Todo deportista tiene que tener una ética en la ejecución de su deporte; así se practique contra un adversario o contra uno mismo. Debe haber lo que podríamos llamar una tabla de mandamientos. Por eso queremos exponer lo que creemos puede ser un paso en el fortalecimiento ético de nuestro deporte nacional: los diez mandamiento de un gallero.
Primer mandamiento: El gallero debe ser honesto consigo mismo, con el dueño del gallo y con el gallo. La honestidad le ahorrará muchos problemas.
Segundo mandamiento: No le pida al gallo lo que no tiene. El gallo dice, con su comportamiento, lo que da y cuando está para la pelea.
Tercer mandamiento: No maltrate su gallo. Los gallos de pelea tienen necesidades particulares que requieren mucho ojo y experiencia.
Cuarto mandamiento: Mantenga su casa de gallos limpia y agradable. La estética y la ética son primas hermanas. No es simpático entrar a un estercolero lleno de gallos.
Quinto mandamiento: No le case gallos a sus amigos por la espalda. Eso no es de caballeros.
Sexto mandamiento: No bote su gallo. Si casa cara a cara déle la última oportunidad.
Séptimo mandamiento: Haga de la gallera un sitio para compartir en camaradería y respeto, no un antro de truhanes.
Octavo mandamiento: Espere su turno en la gallera. No incomode al juez de inscripción pidiendo peleas. Si tiene otros compromisos el día de la jugada no vaya a la gallera.
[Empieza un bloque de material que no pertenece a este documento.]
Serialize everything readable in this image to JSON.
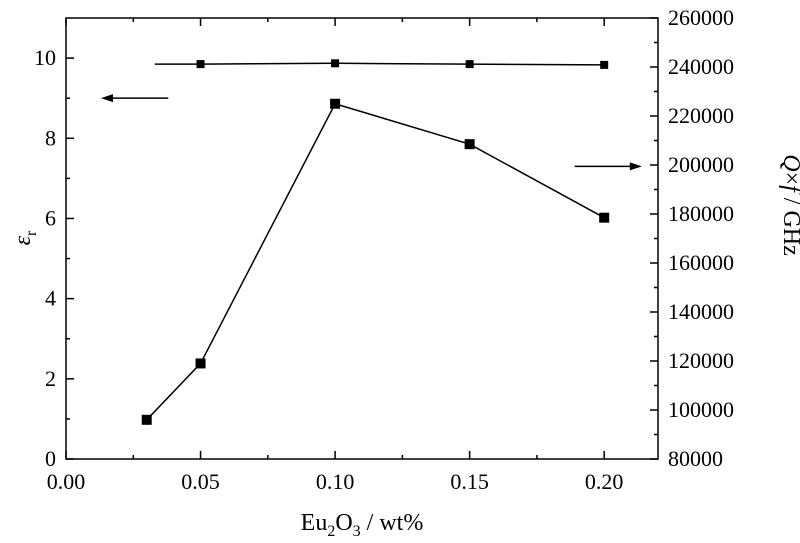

Noveno mandamiento: Cuando gane o pierda su gallo tenga elegancia. Si gana, recoja el gallo perdedor y entréguelo a su dueño. Y si pierde, acepte la derrota.
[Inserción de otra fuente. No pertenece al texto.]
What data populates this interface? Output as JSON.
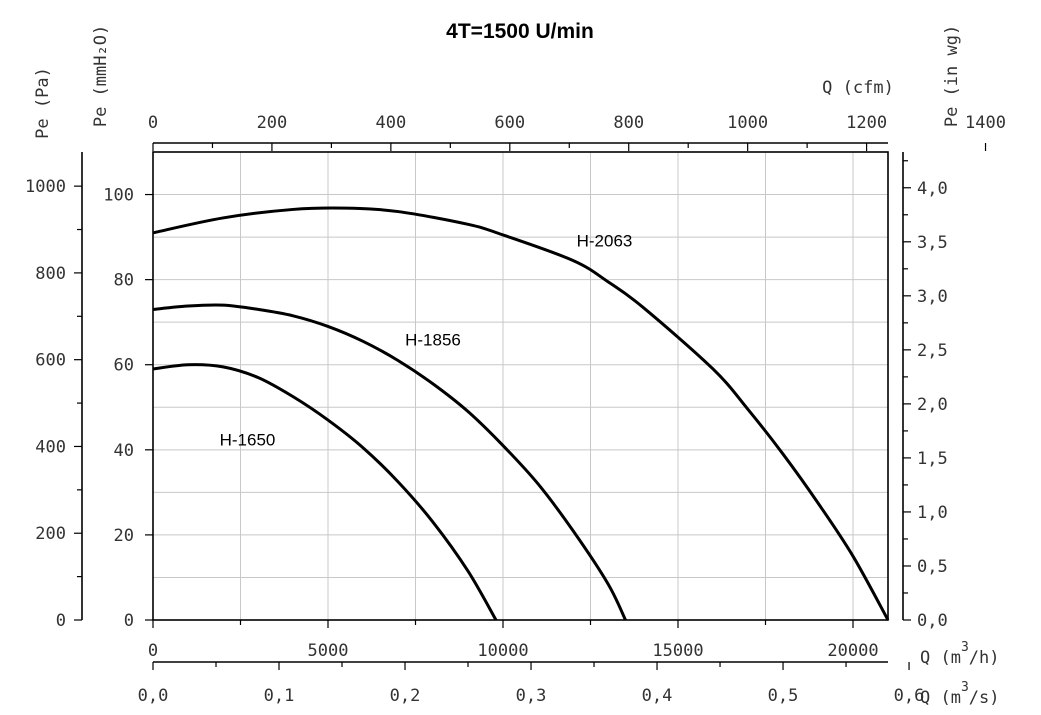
{
  "chart_data": {
    "type": "line",
    "title": "4T=1500 U/min",
    "axes": {
      "x_bottom": {
        "label": "Q (m³/h)",
        "label_base": "Q (m",
        "label_sup": "3",
        "label_end": "/h)",
        "range": [
          0,
          21000
        ],
        "ticks": [
          "0",
          "5000",
          "10000",
          "15000",
          "20000"
        ],
        "tick_values": [
          0,
          5000,
          10000,
          15000,
          20000
        ]
      },
      "x_bottom2": {
        "label": "Q (m³/s)",
        "label_base": "Q (m",
        "label_sup": "3",
        "label_end": "/s)",
        "range": [
          0,
          0.5833
        ],
        "ticks": [
          "0,0",
          "0,1",
          "0,2",
          "0,3",
          "0,4",
          "0,5",
          "0,6"
        ],
        "tick_values": [
          0,
          0.1,
          0.2,
          0.3,
          0.4,
          0.5,
          0.6
        ]
      },
      "x_top": {
        "label": "Q (cfm)",
        "range": [
          0,
          1236
        ],
        "ticks": [
          "0",
          "200",
          "400",
          "600",
          "800",
          "1000",
          "1200",
          "1400"
        ],
        "tick_values": [
          0,
          200,
          400,
          600,
          800,
          1000,
          1200,
          1400
        ]
      },
      "y_left_pa": {
        "label": "Pe (Pa)",
        "range": [
          0,
          1078.7
        ],
        "ticks": [
          "0",
          "200",
          "400",
          "600",
          "800",
          "1000"
        ],
        "tick_values": [
          0,
          200,
          400,
          600,
          800,
          1000
        ]
      },
      "y_left_mmh2o": {
        "label": "Pe (mmH₂O)",
        "range": [
          0,
          110
        ],
        "ticks": [
          "0",
          "20",
          "40",
          "60",
          "80",
          "100"
        ],
        "tick_values": [
          0,
          20,
          40,
          60,
          80,
          100
        ]
      },
      "y_right": {
        "label": "Pe (in wg)",
        "range": [
          0,
          4.331
        ],
        "ticks": [
          "0,0",
          "0,5",
          "1,0",
          "1,5",
          "2,0",
          "2,5",
          "3,0",
          "3,5",
          "4,0"
        ],
        "tick_values": [
          0,
          0.5,
          1,
          1.5,
          2,
          2.5,
          3,
          3.5,
          4
        ]
      }
    },
    "grid": true,
    "series": [
      {
        "name": "H-1650",
        "x": [
          0,
          1000,
          2000,
          3000,
          4000,
          5000,
          6000,
          7000,
          8000,
          9000,
          9800
        ],
        "y": [
          59,
          60,
          59.5,
          57,
          52.5,
          47,
          40.5,
          32.5,
          23,
          11.5,
          0
        ],
        "label_at": [
          2700,
          41
        ]
      },
      {
        "name": "H-1856",
        "x": [
          0,
          1000,
          2000,
          3000,
          4000,
          5000,
          6000,
          7000,
          8000,
          9000,
          10000,
          11000,
          12000,
          13000,
          13500
        ],
        "y": [
          73,
          73.8,
          74,
          73,
          71.5,
          69,
          65.5,
          61,
          55.5,
          49,
          41,
          32,
          21,
          8.5,
          0
        ],
        "label_at": [
          8000,
          64.5
        ]
      },
      {
        "name": "H-2063",
        "x": [
          0,
          2000,
          4000,
          5500,
          7000,
          9000,
          10000,
          12000,
          13000,
          14000,
          16000,
          17000,
          18000,
          19000,
          20000,
          21000
        ],
        "y": [
          91,
          94.5,
          96.5,
          96.8,
          96,
          93,
          90.5,
          84.5,
          79.5,
          73.5,
          59,
          49.5,
          39,
          27.5,
          15,
          0
        ],
        "label_at": [
          12900,
          87.8
        ]
      }
    ]
  }
}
Décimo mandamiento: Si su gallo pierde no lo tire al zafacón. En la vida no se debe ser ordinario. Tenga empaque, como diría nuestro escritor Luis Rafael Sánchez.
La ética y la clase deben regir el deporte de gallos. El gallero como pieza fundamental de nuestro pasatiempo tiene que comportarse como lo exige la moralidad pública y el decoro deportivo. Sólo así tendremos moral para confrontar a los detractores.